Urges existing sanctions committees, where within the scope of the relevant criteria for designation, and consistent with resolution 1960 (2010) to apply targeted sanctions against those who perpetrate and direct sexual violence in conflict.
Ahead of yesterday’s vote on the resolution 2106, Special Representative of the United Nations Secretary General on Sexual Violence in Conflict Zainab Bangura spoke at a debate and said there was need to find new approaches to address sexual violence in conflict.
Bangura said “political courage and leadership were required to effectively address sexual violence.” But in conflicts like Syria and Democratic republic of Congo where both government troops and opposition fighters or militias (whatever you find fitting) are both committing sexual offenses and it is in the midst of this anarchical state of affairs that impunity resides.

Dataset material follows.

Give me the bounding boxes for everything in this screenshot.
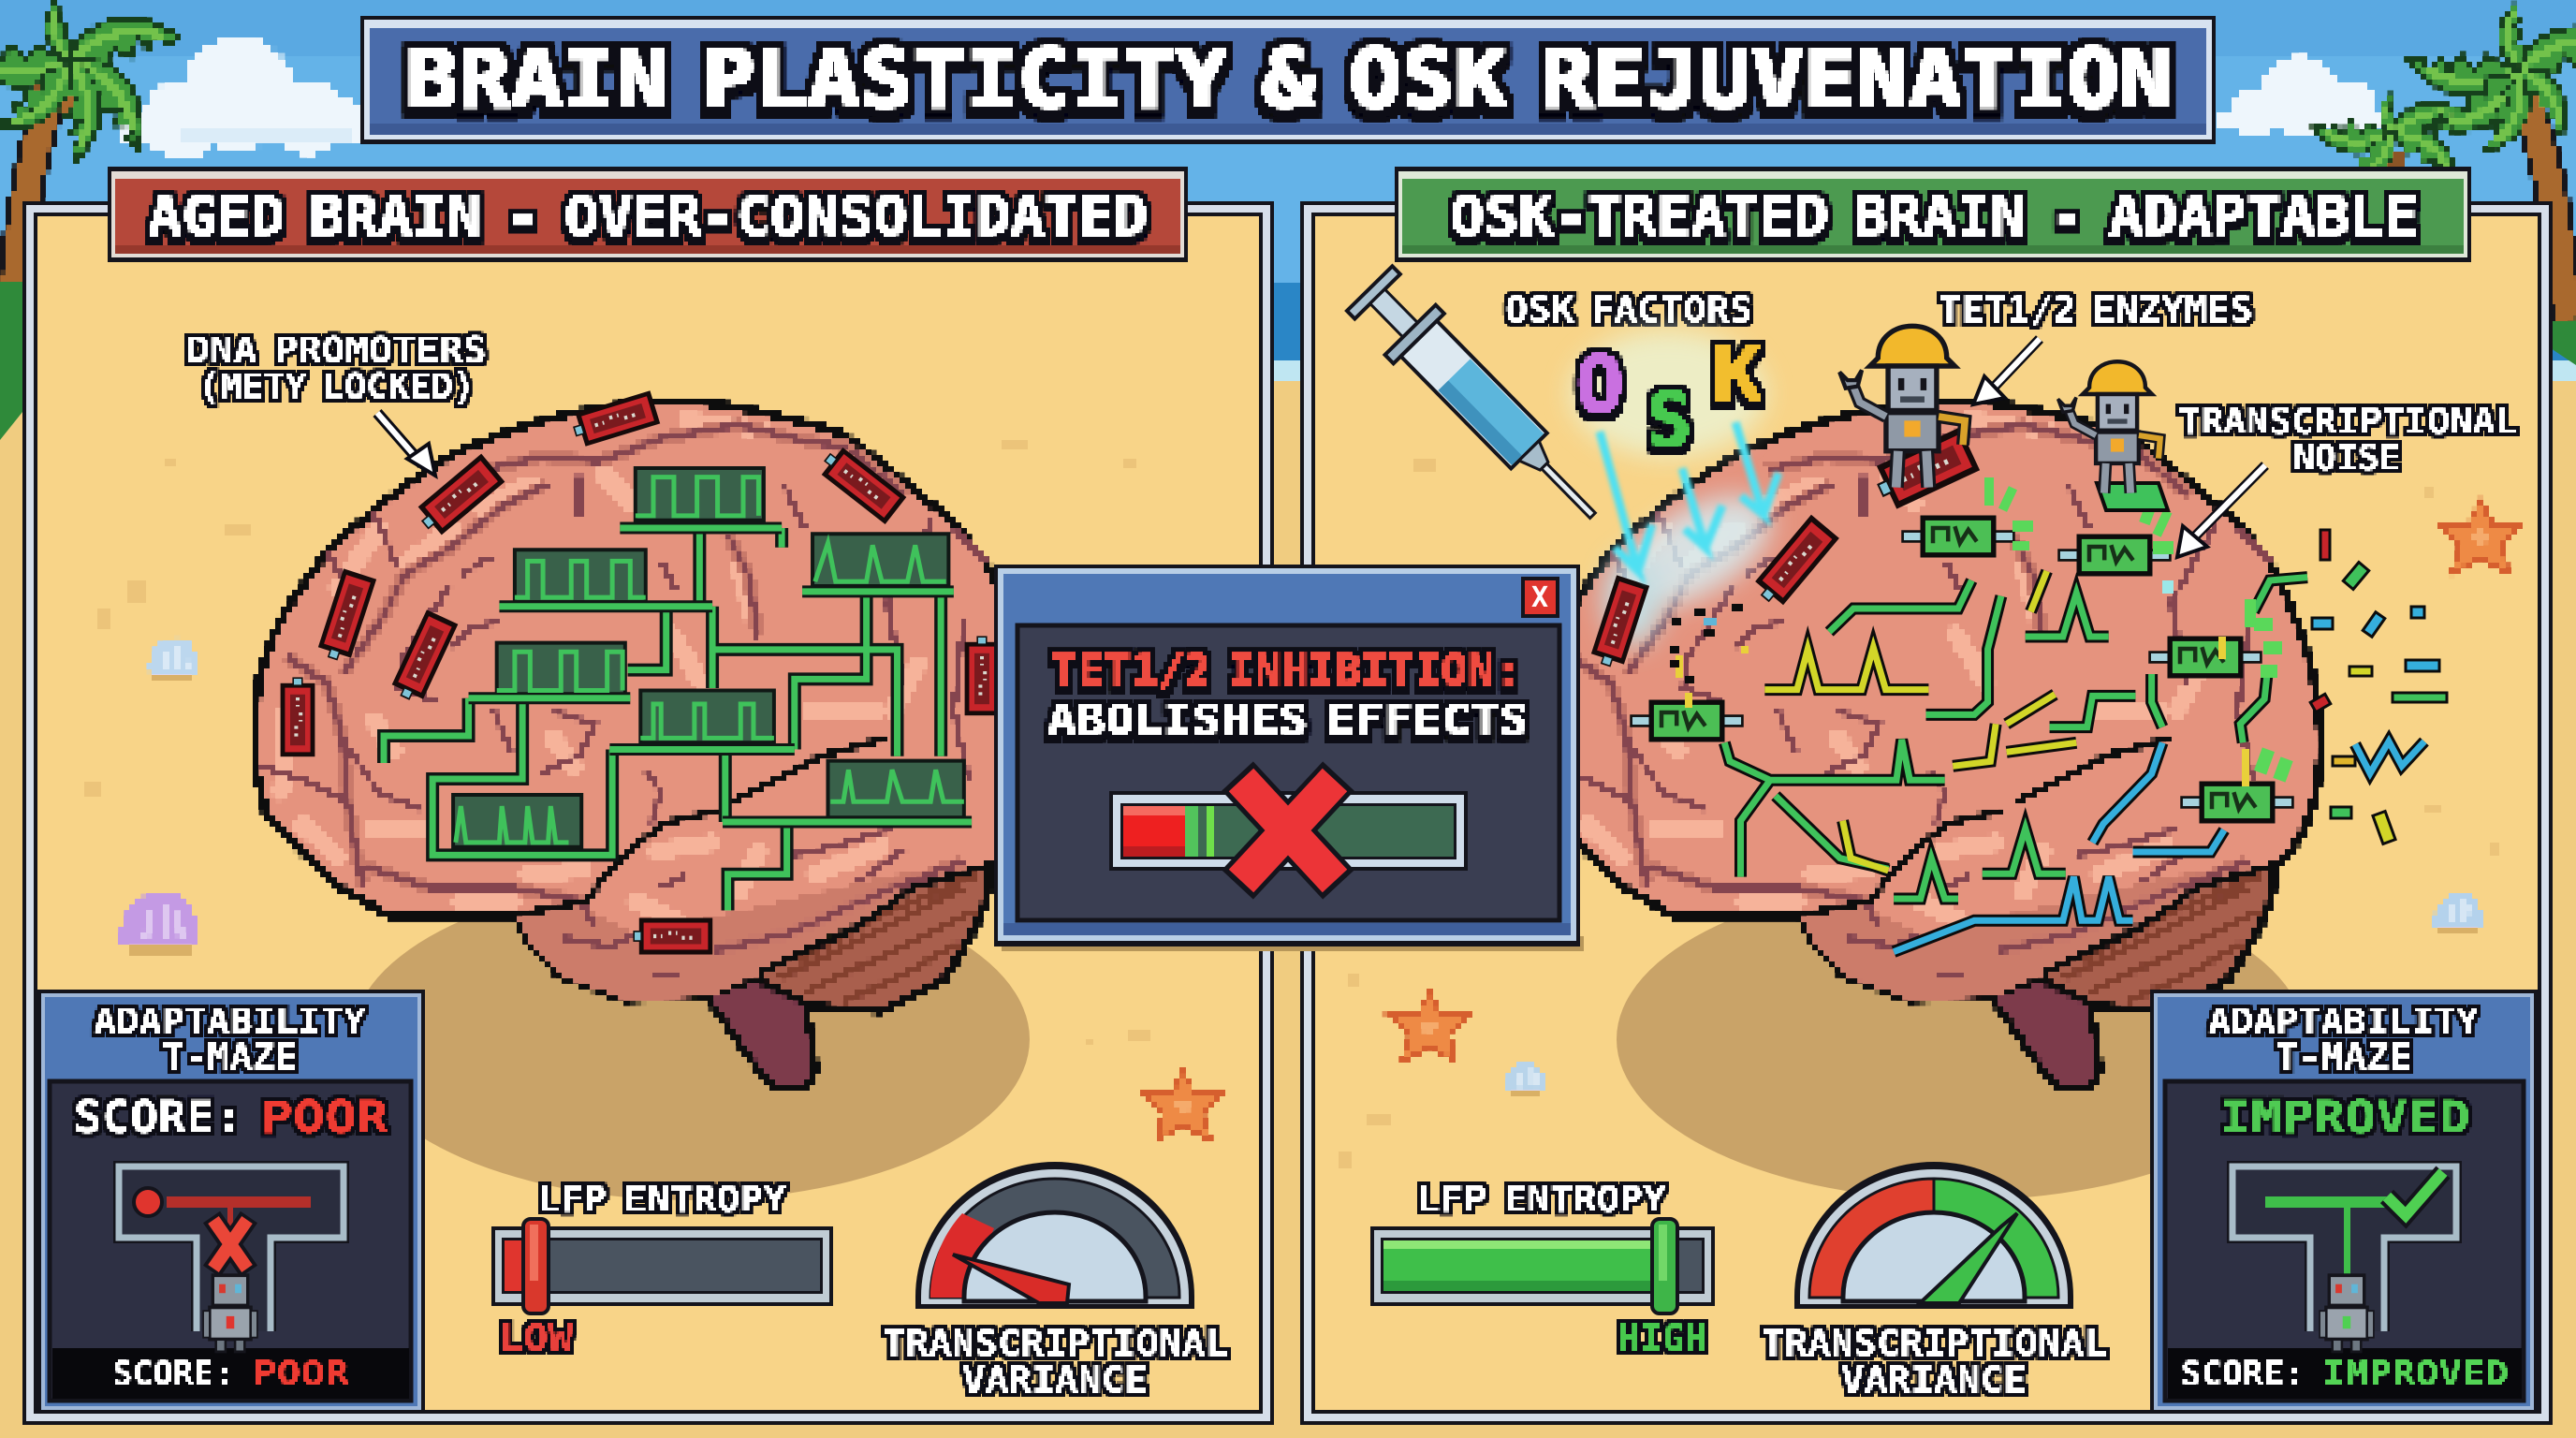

Bangura highlighted need to train mediators, peace keepers, war crimes prosecutors in sexual violence in conflict and that they would deploy women protection advisors in these volatile areas.
“We must raise the cost of sexual crimes,” Bangura told the leaders.
The world has made limited progress in making perpetrators accountable for sexual violence in conflict while preventing parties in conflict from committing acts of sexual violence remains a toll order.
Jane Anywar Adong , a Ugandan working Women’s Initiatives for Gender Justice addressed the UN Security Council debate ahead of the new resolution announcement where she called for “successful witness and victim protection to be at the core of any effective prosecution for sexual violence in conflict.”
Coming from Northern Uganda, a region that saw high sexual violence on both sides of parties in the conflict, Anywar touched something that is not much existence here. Although many women and some men were victims of sexual violence in northern Uganda war, these crimes are rarely talked about and even where we have some skewed war compensation efforts from government, they are largely about properties.
I worked with women’s groups in northern Uganda and found women who were victims of sexual violence in the more than 20 years of war had never been availed medical help. Many were living with HIV yet these are the aspects of post conflict reconstruction that are not fully addressed.
In neighbouring DRC, sexual violence continues to be used as the reasons to get access to coveted natural resources as noted in the UN Secretary General’s 2013 report.
The report also put on the spotlight forced marriage and sexual slavery common among militia and guerrilla leaders in Mali, Sudan, South Sudan and the Central African Republic where young girls are abducted and forcibly married and “legally” raped.
Despite these resolutions, sexual violence has been on the increase and more men and young boys are also targets.
Even with this resolution I still have more questions, why does rape in conflict persist? The resolution was passed by countries who are secondary actors in these wars where sexual violence is currently being used. So when will they stop writing we recognize, we urge, we call and go ahead to ensure the parties they are supporting are not involved in these heinous crimes?
Will Women protection advisors work with non-state actors in order to prevent more sexual crimes being committed? How long will this resolution take to be meaningful to women and men trapped in conflicts?